Вообще названия глав и подглавок в книге порой весьма игривы, и автор смело черпает их из поп-культуры. Вероятно, чтобы слабо подкованный читатель не слишком дрейфил и робел перед высоким искусством, узнавая какие-то знакомые клише из массового сознания, и чувствовал себя с эрудированной писательницей на дружеской ноге.
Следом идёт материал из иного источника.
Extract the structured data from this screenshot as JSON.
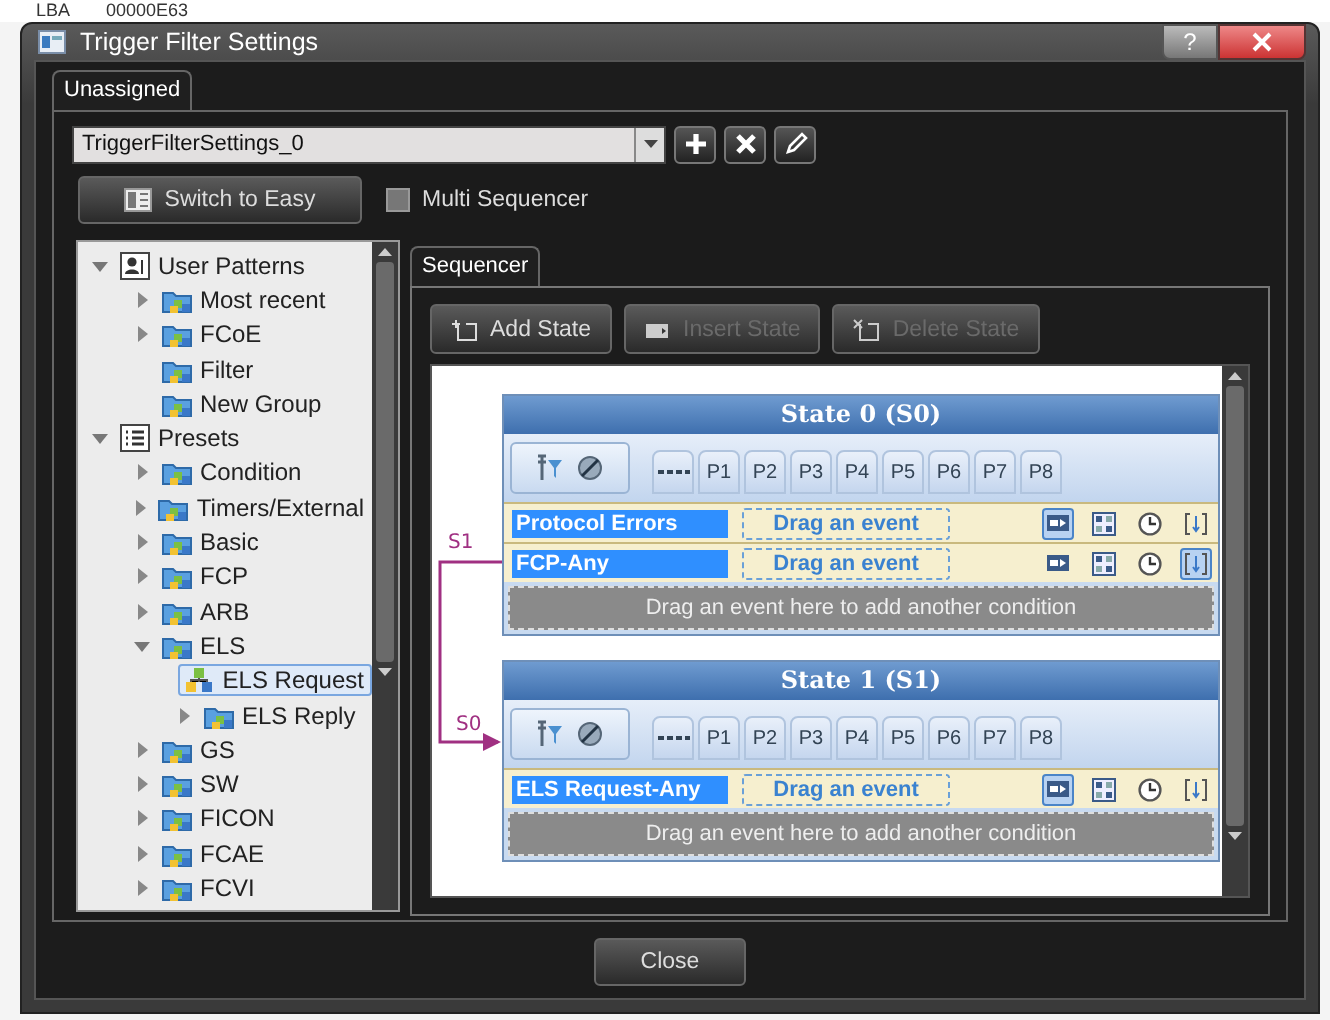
{
  "background_window": {
    "cells": [
      "LBA",
      "00000E63"
    ]
  },
  "window": {
    "title": "Trigger Filter Settings",
    "help_button": "?"
  },
  "tabs": [
    {
      "label": "Unassigned",
      "selected": true
    }
  ],
  "setting_selector": {
    "value": "TriggerFilterSettings_0"
  },
  "switch_button": "Switch to Easy",
  "multi_sequencer": {
    "label": "Multi Sequencer",
    "checked": false
  },
  "tree": [
    {
      "label": "User Patterns",
      "kind": "user-root",
      "expanded": true,
      "selected": false,
      "children": [
        {
          "label": "Most recent",
          "kind": "folder",
          "expanded": false,
          "selected": false
        },
        {
          "label": "FCoE",
          "kind": "folder",
          "expanded": false,
          "selected": false
        },
        {
          "label": "Filter",
          "kind": "folder",
          "selected": false
        },
        {
          "label": "New Group",
          "kind": "folder",
          "selected": false
        }
      ]
    },
    {
      "label": "Presets",
      "kind": "list-root",
      "expanded": true,
      "selected": false,
      "children": [
        {
          "label": "Condition",
          "kind": "folder",
          "expanded": false,
          "selected": false
        },
        {
          "label": "Timers/External",
          "kind": "folder",
          "expanded": false,
          "selected": false
        },
        {
          "label": "Basic",
          "kind": "folder",
          "expanded": false,
          "selected": false
        },
        {
          "label": "FCP",
          "kind": "folder",
          "expanded": false,
          "selected": false
        },
        {
          "label": "ARB",
          "kind": "folder",
          "expanded": false,
          "selected": false
        },
        {
          "label": "ELS",
          "kind": "folder",
          "expanded": true,
          "selected": false,
          "children": [
            {
              "label": "ELS Request",
              "kind": "pattern",
              "selected": true
            },
            {
              "label": "ELS Reply",
              "kind": "folder",
              "expanded": false,
              "selected": false
            }
          ]
        },
        {
          "label": "GS",
          "kind": "folder",
          "expanded": false,
          "selected": false
        },
        {
          "label": "SW",
          "kind": "folder",
          "expanded": false,
          "selected": false
        },
        {
          "label": "FICON",
          "kind": "folder",
          "expanded": false,
          "selected": false
        },
        {
          "label": "FCAE",
          "kind": "folder",
          "expanded": false,
          "selected": false
        },
        {
          "label": "FCVI",
          "kind": "folder",
          "expanded": false,
          "selected": false
        }
      ]
    }
  ],
  "sequencer": {
    "tabs": [
      {
        "label": "Sequencer",
        "selected": true
      }
    ],
    "toolbar": [
      {
        "label": "Add State",
        "kind": "add",
        "disabled": false
      },
      {
        "label": "Insert State",
        "kind": "insert",
        "disabled": true
      },
      {
        "label": "Delete State",
        "kind": "delete",
        "disabled": true
      }
    ],
    "states": [
      {
        "title": "State 0 (S0)",
        "patterns": [
          "P1",
          "P2",
          "P3",
          "P4",
          "P5",
          "P6",
          "P7",
          "P8"
        ],
        "conditions": [
          {
            "event": "Protocol Errors",
            "drop_label": "Drag an event",
            "actions": [
              {
                "kind": "frame",
                "on": true
              },
              {
                "kind": "grid",
                "on": false
              },
              {
                "kind": "clock",
                "on": false
              },
              {
                "kind": "bracket",
                "on": false
              }
            ]
          },
          {
            "event": "FCP-Any",
            "drop_label": "Drag an event",
            "actions": [
              {
                "kind": "frame",
                "on": false
              },
              {
                "kind": "grid",
                "on": false
              },
              {
                "kind": "clock",
                "on": false
              },
              {
                "kind": "bracket",
                "on": true
              }
            ]
          }
        ],
        "add_condition": "Drag an event here to add another condition"
      },
      {
        "title": "State 1 (S1)",
        "patterns": [
          "P1",
          "P2",
          "P3",
          "P4",
          "P5",
          "P6",
          "P7",
          "P8"
        ],
        "conditions": [
          {
            "event": "ELS Request-Any",
            "drop_label": "Drag an event",
            "actions": [
              {
                "kind": "frame",
                "on": true
              },
              {
                "kind": "grid",
                "on": false
              },
              {
                "kind": "clock",
                "on": false
              },
              {
                "kind": "bracket",
                "on": false
              }
            ]
          }
        ],
        "add_condition": "Drag an event here to add another condition"
      }
    ],
    "transitions": [
      {
        "label": "S1"
      },
      {
        "label": "S0"
      }
    ]
  },
  "close_button": "Close"
}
В результате этого непринужденного контакта интересующийся живописью новичок не только почерпнет из книги массу интересных сведений о личной и профессиональной жизни художников, но и научится хоть немного ориентироваться в бесконечных мадоннах Рафаэля и разнообразных автопортретах Рембрандта. Кроме того, читатель-неофит освежит свой словарный запас такими раритетами, как «алчба». Это словечко изысканная Матвеева выбирает вместо привычной жажды, развивая психологическое сравнение Пикассо (который, разлюбив надоевшую женщину, злобно малевал ее в искаженном виде) с Минотавром:
Подобные обороты, после которых обычно ставят в скобках «книжн., устар.», украшают книгу Матвеевой там-сям, подобно патине на описываемых полотнах, и помогают создать атмосферу музейной экскурсии. Она, правда, иногда смешивается с фривольным духом глянцевых журналов об интимной жизни знаменитостей. Например, когда Матвеева объясняет грубое (18+) толкование простонародного прозвища рафаэлевой любимицы Форнарины-«булочницы», а особенно в главе о раскованной подруге Карла Брюллова Юлии Самойловой, славившейся своими кутежами и имевшей захватывающую родословную, в которой повторяется мотив совращения юных прелестных созданий ближайшими родственниками.
Но в целом писательнице удается соблюсти баланс между легкой «желтизной» и лекторским тоном, не впадая ни в скабрезность, ни в занудство. Удается даже в те моменты, когда Матвеевой приходит охота дополнить свою экскурсию небольшими философскими отступлениями об устройстве жизни в целом, мало меняющемся от эпохи к эпохе: «Во все времена красивые девушки приезжали искать счастья в столицы», «Умерев молодым, остаешься красивым и юным навек. Будучи живым, идешь дальше, старея и разочаровываясь в себе и окружающих» или «Известно, что высказанное утишает боль».
Вполне благопристойную книжку Матвеевой все-таки, пожалуй, лучше не показывать феминисткам, которые могут расстроиться, увидев, как писательница напропалую объективирует натурщиц, так, что слюнки текут. «Совсем еще юная итальяночка <...> подставила ладони под тонкую струйку фонтана. Обнаженная грудь, розовое ушко, свет солнца, ласкающий гладкую смуглую спину... От холста так и веяло наслаждением, всей этой итальянской дольчевитой!» — нахваливает Матвеева, словно рыночная торговка персиками, картину Брюллова «Итальянское утро», за которую неосторожного любителя живописи мгновенно заблокировали бы на фейсбуке.
Впрочем, в этом отношении в наше время «нового пуританства» уязвимо и страстное стихотворение Роберта Рождественского «Кем они были в жизни — величественные Венеры?», служащее эпиграфом книги и содержащее в высшей степени сомнительные строчки «На темном холсте, как на дереве, зрели теплые груди». Оскорбительные в современном прогрессивном дискурсе даже не самим фактом привлечения внимания к грудям, но и откровенным уподоблением женщины растению. В оправдание поэта можно сказать лишь то, что в другом стихотворении, цитируемом ближе к концу, он открытым текстом сравнивает с растением и Марка Шагала, который с отсутствующим видом тянется в сторону милого Витебска.